Selain itu, ditambah dengan masih tabunya gangguan kesehatan mental untuk masyarakat yang didasari karena kurangnya pengetahuan mengenai kesehatan mental membuat orang-orang cenderung abai dan tidak tahu harus berbuat apa saat dirinya atau orang terdekat memiliki gangguan kesehatan mental membuat penderita gangguan kesehatan mental menjadi terhimpit.

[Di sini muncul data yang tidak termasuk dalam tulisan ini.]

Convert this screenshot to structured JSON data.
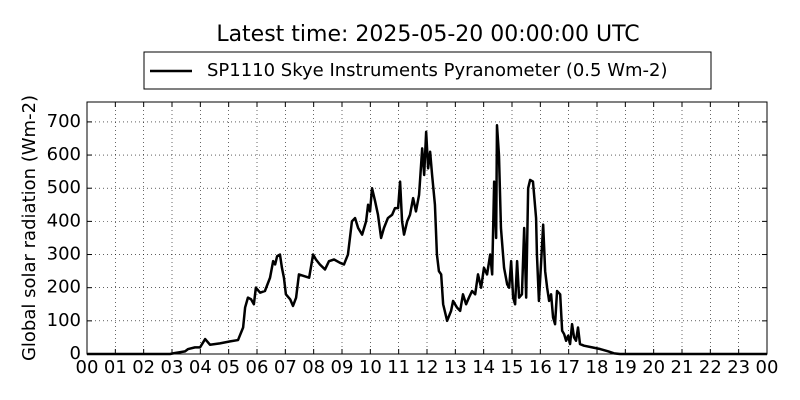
{
  "chart_data": {
    "type": "line",
    "title": "Latest time: 2025-05-20 00:00:00 UTC",
    "ylabel": "Global solar radiation (Wm-2)",
    "legend": "top",
    "grid": true,
    "xlim": [
      0,
      24
    ],
    "ylim": [
      0,
      760
    ],
    "xticks": [
      {
        "value": 0,
        "label": "00"
      },
      {
        "value": 1,
        "label": "01"
      },
      {
        "value": 2,
        "label": "02"
      },
      {
        "value": 3,
        "label": "03"
      },
      {
        "value": 4,
        "label": "04"
      },
      {
        "value": 5,
        "label": "05"
      },
      {
        "value": 6,
        "label": "06"
      },
      {
        "value": 7,
        "label": "07"
      },
      {
        "value": 8,
        "label": "08"
      },
      {
        "value": 9,
        "label": "09"
      },
      {
        "value": 10,
        "label": "10"
      },
      {
        "value": 11,
        "label": "11"
      },
      {
        "value": 12,
        "label": "12"
      },
      {
        "value": 13,
        "label": "13"
      },
      {
        "value": 14,
        "label": "14"
      },
      {
        "value": 15,
        "label": "15"
      },
      {
        "value": 16,
        "label": "16"
      },
      {
        "value": 17,
        "label": "17"
      },
      {
        "value": 18,
        "label": "18"
      },
      {
        "value": 19,
        "label": "19"
      },
      {
        "value": 20,
        "label": "20"
      },
      {
        "value": 21,
        "label": "21"
      },
      {
        "value": 22,
        "label": "22"
      },
      {
        "value": 23,
        "label": "23"
      },
      {
        "value": 24,
        "label": "00"
      }
    ],
    "yticks": [
      0,
      100,
      200,
      300,
      400,
      500,
      600,
      700
    ],
    "x": [
      0,
      2.93,
      3.11,
      3.46,
      3.57,
      3.81,
      3.99,
      4.17,
      4.34,
      4.69,
      5.05,
      5.33,
      5.51,
      5.58,
      5.68,
      5.79,
      5.89,
      5.96,
      6.11,
      6.28,
      6.46,
      6.57,
      6.64,
      6.71,
      6.81,
      6.88,
      6.95,
      7.02,
      7.17,
      7.27,
      7.38,
      7.48,
      7.66,
      7.84,
      7.98,
      8.08,
      8.22,
      8.4,
      8.54,
      8.72,
      8.93,
      9.07,
      9.21,
      9.35,
      9.46,
      9.57,
      9.71,
      9.85,
      9.92,
      9.99,
      10.06,
      10.17,
      10.27,
      10.38,
      10.48,
      10.62,
      10.77,
      10.87,
      10.98,
      11.05,
      11.12,
      11.19,
      11.3,
      11.4,
      11.51,
      11.61,
      11.72,
      11.83,
      11.9,
      11.97,
      12.04,
      12.11,
      12.18,
      12.28,
      12.35,
      12.42,
      12.5,
      12.57,
      12.71,
      12.85,
      12.92,
      13.06,
      13.17,
      13.27,
      13.38,
      13.48,
      13.59,
      13.7,
      13.8,
      13.91,
      14.01,
      14.12,
      14.23,
      14.3,
      14.37,
      14.44,
      14.47,
      14.54,
      14.61,
      14.72,
      14.83,
      14.9,
      14.97,
      15.04,
      15.11,
      15.18,
      15.25,
      15.35,
      15.43,
      15.5,
      15.57,
      15.64,
      15.74,
      15.85,
      15.88,
      15.95,
      16.03,
      16.1,
      16.17,
      16.24,
      16.31,
      16.38,
      16.45,
      16.52,
      16.59,
      16.7,
      16.77,
      16.84,
      16.91,
      16.98,
      17.05,
      17.12,
      17.19,
      17.26,
      17.33,
      17.4,
      17.54,
      17.83,
      18.11,
      18.39,
      18.6,
      18.81,
      24
    ],
    "series": [
      {
        "name": "SP1110 Skye Instruments Pyranometer (0.5 Wm-2)",
        "color": "#000000",
        "values": [
          0,
          0,
          3,
          8,
          15,
          20,
          20,
          45,
          28,
          32,
          38,
          42,
          80,
          140,
          170,
          165,
          150,
          200,
          185,
          190,
          230,
          280,
          270,
          295,
          300,
          260,
          230,
          180,
          165,
          145,
          170,
          240,
          235,
          230,
          300,
          285,
          270,
          255,
          280,
          285,
          275,
          270,
          300,
          400,
          410,
          380,
          360,
          400,
          450,
          430,
          500,
          460,
          420,
          350,
          380,
          410,
          420,
          440,
          440,
          520,
          400,
          360,
          400,
          420,
          470,
          430,
          480,
          620,
          540,
          670,
          560,
          610,
          540,
          450,
          300,
          250,
          240,
          150,
          100,
          130,
          160,
          140,
          130,
          180,
          150,
          170,
          190,
          180,
          240,
          200,
          260,
          240,
          300,
          240,
          520,
          350,
          690,
          600,
          380,
          260,
          210,
          200,
          280,
          170,
          150,
          280,
          170,
          180,
          380,
          170,
          500,
          525,
          520,
          410,
          300,
          160,
          280,
          390,
          250,
          200,
          160,
          180,
          110,
          90,
          190,
          180,
          70,
          60,
          40,
          55,
          30,
          90,
          50,
          40,
          80,
          30,
          25,
          20,
          15,
          8,
          2,
          0,
          0
        ]
      }
    ]
  }
}
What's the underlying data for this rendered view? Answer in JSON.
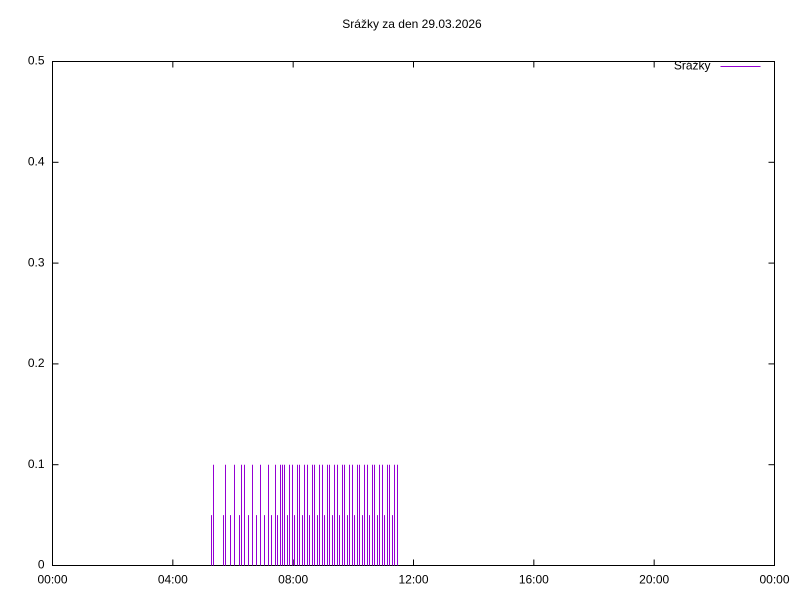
{
  "chart_data": {
    "type": "impulses",
    "title": "Srážky za den 29.03.2026",
    "legend": "top-right",
    "series": [
      {
        "name": "Srážky",
        "color": "#9400d3",
        "x": [
          317,
          321,
          341,
          345,
          355,
          361,
          371,
          375,
          381,
          389,
          397,
          405,
          413,
          421,
          429,
          435,
          443,
          447,
          453,
          457,
          462,
          467,
          472,
          477,
          482,
          487,
          492,
          497,
          502,
          507,
          512,
          517,
          522,
          527,
          532,
          537,
          542,
          547,
          552,
          557,
          562,
          567,
          572,
          577,
          582,
          587,
          592,
          597,
          602,
          607,
          612,
          617,
          622,
          627,
          632,
          637,
          642,
          647,
          652,
          657,
          662,
          667,
          672,
          677,
          682,
          687
        ],
        "values": [
          0.05,
          0.1,
          0.05,
          0.1,
          0.05,
          0.1,
          0.05,
          0.1,
          0.1,
          0.05,
          0.1,
          0.05,
          0.1,
          0.05,
          0.1,
          0.05,
          0.1,
          0.05,
          0.1,
          0.1,
          0.1,
          0.05,
          0.1,
          0.1,
          0.05,
          0.1,
          0.1,
          0.05,
          0.1,
          0.1,
          0.05,
          0.1,
          0.1,
          0.05,
          0.1,
          0.1,
          0.05,
          0.1,
          0.1,
          0.05,
          0.1,
          0.1,
          0.05,
          0.1,
          0.1,
          0.05,
          0.1,
          0.1,
          0.05,
          0.1,
          0.1,
          0.05,
          0.1,
          0.1,
          0.05,
          0.1,
          0.1,
          0.05,
          0.1,
          0.1,
          0.05,
          0.1,
          0.1,
          0.05,
          0.1,
          0.1
        ]
      }
    ],
    "xlim": [
      0,
      1440
    ],
    "xticks": [
      {
        "value": 0,
        "label": "00:00"
      },
      {
        "value": 240,
        "label": "04:00"
      },
      {
        "value": 480,
        "label": "08:00"
      },
      {
        "value": 720,
        "label": "12:00"
      },
      {
        "value": 960,
        "label": "16:00"
      },
      {
        "value": 1200,
        "label": "20:00"
      },
      {
        "value": 1440,
        "label": "00:00"
      }
    ],
    "ylim": [
      0,
      0.5
    ],
    "yticks": [
      0,
      0.1,
      0.2,
      0.3,
      0.4,
      0.5
    ]
  }
}
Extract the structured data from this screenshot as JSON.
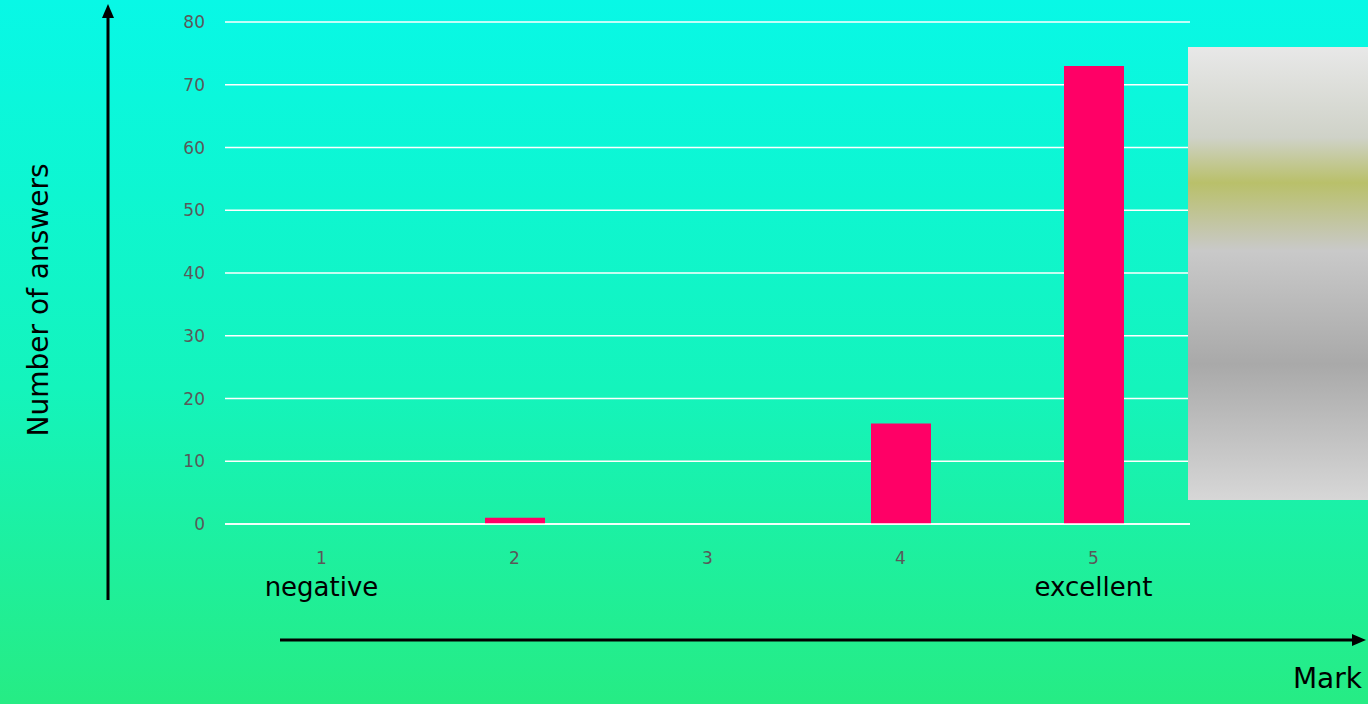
{
  "chart_data": {
    "type": "bar",
    "categories": [
      "1",
      "2",
      "3",
      "4",
      "5"
    ],
    "values": [
      0,
      1,
      0,
      16,
      73
    ],
    "color": "#ff0066",
    "ylim": [
      0,
      80
    ],
    "yticks": [
      0,
      10,
      20,
      30,
      40,
      50,
      60,
      70,
      80
    ],
    "grid": true,
    "x_label": "Mark",
    "y_label": "Number of answers",
    "annotations": [
      {
        "text": "negative",
        "category": "1"
      },
      {
        "text": "excellent",
        "category": "5"
      }
    ]
  }
}
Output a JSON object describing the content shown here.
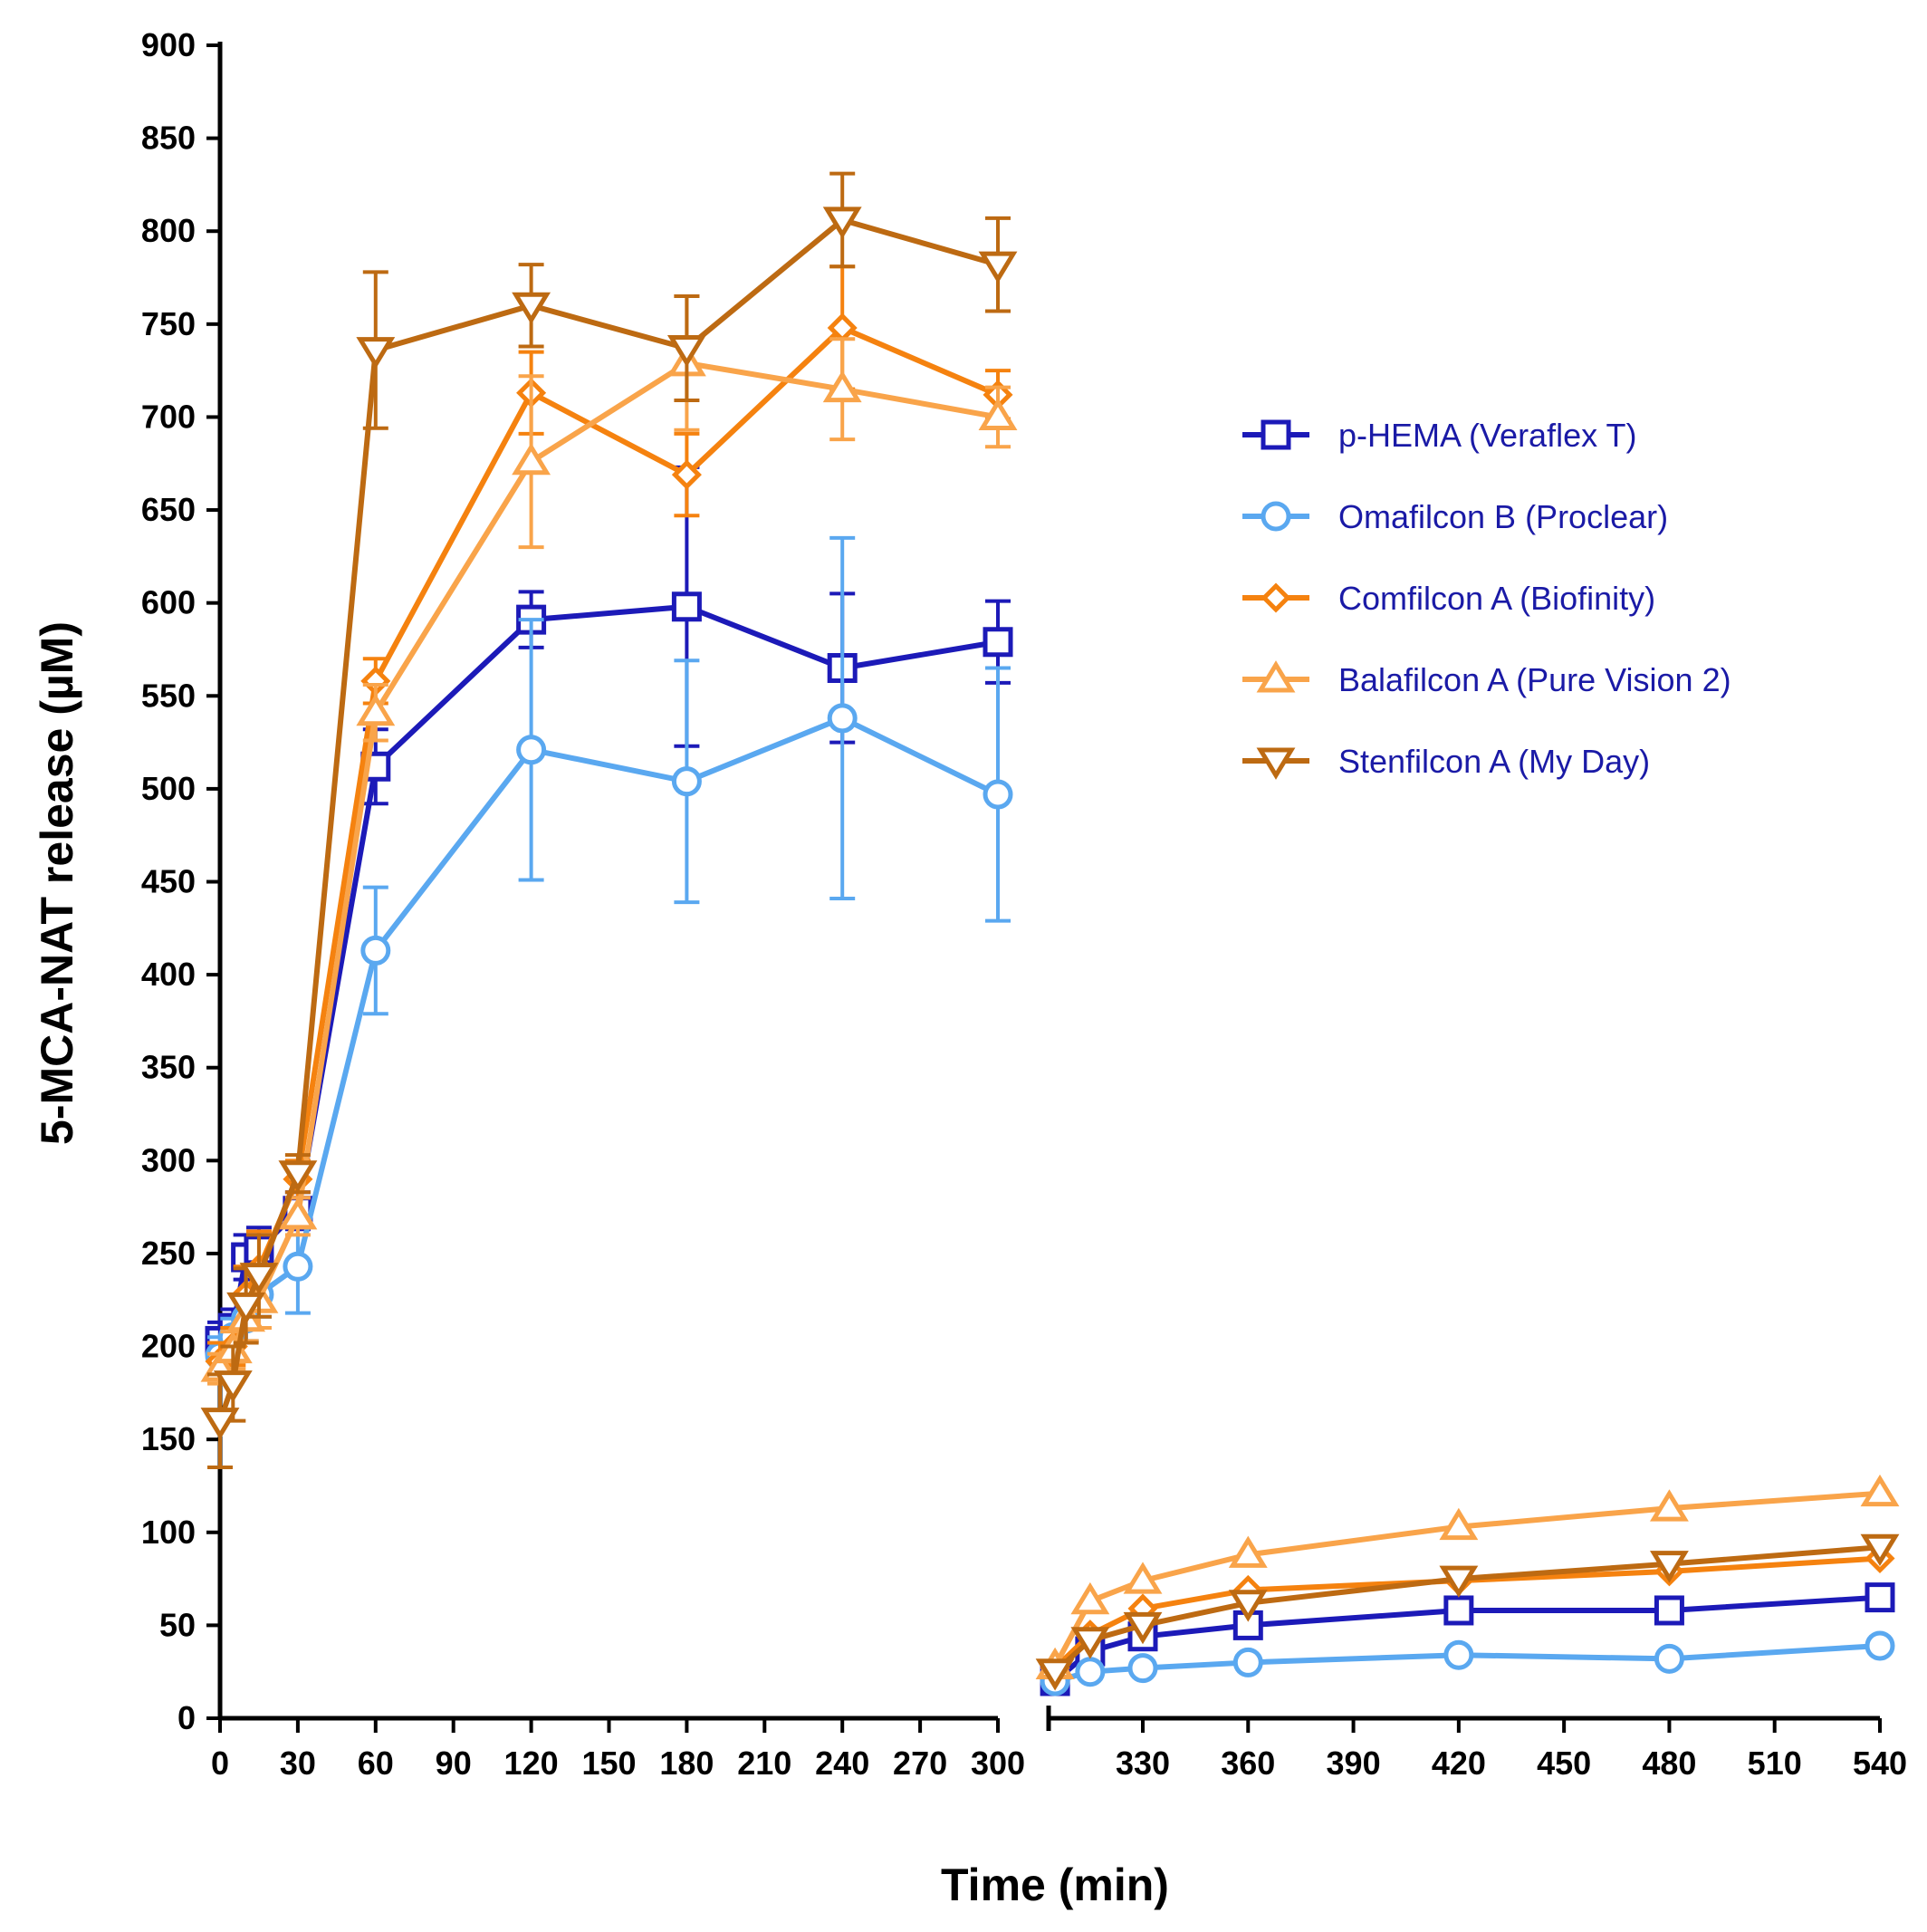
{
  "chart_data": {
    "type": "line",
    "title": "",
    "xlabel": "Time (min)",
    "ylabel": "5-MCA-NAT release (µM)",
    "ylim": [
      0,
      900
    ],
    "yticks": [
      0,
      50,
      100,
      150,
      200,
      250,
      300,
      350,
      400,
      450,
      500,
      550,
      600,
      650,
      700,
      750,
      800,
      850,
      900
    ],
    "x_segments": [
      {
        "xlim": [
          0,
          300
        ],
        "ticks": [
          0,
          30,
          60,
          90,
          120,
          150,
          180,
          210,
          240,
          270,
          300
        ],
        "tick_labels": [
          "0",
          "30",
          "60",
          "90",
          "120",
          "150",
          "180",
          "210",
          "240",
          "270",
          "300"
        ]
      },
      {
        "xlim": [
          300,
          540
        ],
        "ticks": [
          330,
          360,
          390,
          420,
          450,
          480,
          510,
          540
        ],
        "tick_labels": [
          "330",
          "360",
          "390",
          "420",
          "450",
          "480",
          "510",
          "540"
        ]
      }
    ],
    "legend_position": "right",
    "series": [
      {
        "name": "p-HEMA (Veraflex T)",
        "color": "#1c1ab8",
        "marker": "square",
        "segment1": {
          "x": [
            0,
            5,
            10,
            15,
            30,
            60,
            120,
            180,
            240,
            300
          ],
          "y": [
            203,
            210,
            248,
            252,
            273,
            512,
            591,
            598,
            565,
            579
          ],
          "err": [
            10,
            10,
            12,
            12,
            10,
            20,
            15,
            75,
            40,
            22
          ]
        },
        "segment2": {
          "x": [
            305,
            315,
            330,
            360,
            420,
            480,
            540
          ],
          "y": [
            20,
            36,
            44,
            50,
            58,
            58,
            65
          ]
        }
      },
      {
        "name": "Omafilcon B (Proclear)",
        "color": "#5aa8f0",
        "marker": "circle",
        "segment1": {
          "x": [
            0,
            5,
            10,
            15,
            30,
            60,
            120,
            180,
            240,
            300
          ],
          "y": [
            195,
            205,
            215,
            228,
            243,
            413,
            521,
            504,
            538,
            497
          ],
          "err": [
            10,
            10,
            12,
            12,
            25,
            34,
            70,
            65,
            97,
            68
          ]
        },
        "segment2": {
          "x": [
            305,
            315,
            330,
            360,
            420,
            480,
            540
          ],
          "y": [
            20,
            25,
            27,
            30,
            34,
            32,
            39
          ]
        }
      },
      {
        "name": "Comfilcon A (Biofinity)",
        "color": "#f5820f",
        "marker": "diamond",
        "segment1": {
          "x": [
            0,
            5,
            10,
            15,
            30,
            60,
            120,
            180,
            240,
            300
          ],
          "y": [
            192,
            200,
            228,
            242,
            290,
            558,
            713,
            669,
            748,
            712
          ],
          "err": [
            10,
            10,
            15,
            20,
            10,
            12,
            22,
            22,
            33,
            13
          ]
        },
        "segment2": {
          "x": [
            305,
            315,
            330,
            360,
            420,
            480,
            540
          ],
          "y": [
            27,
            45,
            59,
            69,
            74,
            79,
            86
          ]
        }
      },
      {
        "name": "Balafilcon A (Pure Vision 2)",
        "color": "#f9a44a",
        "marker": "triangle-up",
        "segment1": {
          "x": [
            0,
            5,
            10,
            15,
            30,
            60,
            120,
            180,
            240,
            300
          ],
          "y": [
            188,
            198,
            215,
            225,
            270,
            541,
            676,
            729,
            715,
            700
          ],
          "err": [
            8,
            10,
            12,
            15,
            10,
            15,
            46,
            36,
            27,
            16
          ]
        },
        "segment2": {
          "x": [
            305,
            315,
            330,
            360,
            420,
            480,
            540
          ],
          "y": [
            28,
            63,
            74,
            88,
            103,
            113,
            121
          ]
        }
      },
      {
        "name": "Stenfilcon A (My Day)",
        "color": "#bd6a12",
        "marker": "triangle-down",
        "segment1": {
          "x": [
            0,
            5,
            10,
            15,
            30,
            60,
            120,
            180,
            240,
            300
          ],
          "y": [
            160,
            180,
            222,
            238,
            293,
            736,
            760,
            737,
            806,
            782
          ],
          "err": [
            25,
            20,
            20,
            22,
            10,
            42,
            22,
            28,
            25,
            25
          ]
        },
        "segment2": {
          "x": [
            305,
            315,
            330,
            360,
            420,
            480,
            540
          ],
          "y": [
            25,
            42,
            50,
            62,
            75,
            83,
            92
          ]
        }
      }
    ]
  }
}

Peran Keluarga dalam Stabilitas Kesehatan Mental Remaja
Keluarga memegang peranan penting untuk menjaga stabilitas kesehatan mental remaja. Kecenderungan remaja memilih untuk diam dan memendam masalah menunjukkan terjadinya komunikasi yang tidak baik dan lancar. Pendekatan perlu dilakukan sebagai upaya awal sembari memberi remaja kebabasan sehingga timbul kenyamanan dari remaja. Remaja ingin didengar, rangkul dan dorong untuk mendapatkan layanan kesehatan yang sesuai dengan kebutuhan remaja.
Keluarga adalah pintu pertama untuk membentuk pribadi remaja. Peran keluarga memegang kendali yang sangat besar. Dari keluarga yang saling mendengar dan mendukung tiap anggota keluarga dapat menekan angka gangguan kesehatan mental di Indonesia. Orang tua berperan dalam Kesehatan mental remaja, karena generasi inilah yang akan memimpin negara ini. Banyak dari remaja yang akan mengambil tanggung jawab di masa mendatang dan dengan kesehatan mental yang stabil dan baik dapat memudahkan langkah mereka mencapai tujuannya masing-masing.
Selain dari keluarga, diperlukan layanan kesehatan untuk menopang kesehatan mental remaja. Sekali lagi bahwa remaja adalah investasi untuk bangsa, dengan kesehatan mental yang stabil yang dapat diwujudkan dari keluarga dan intrumen pendukungnya.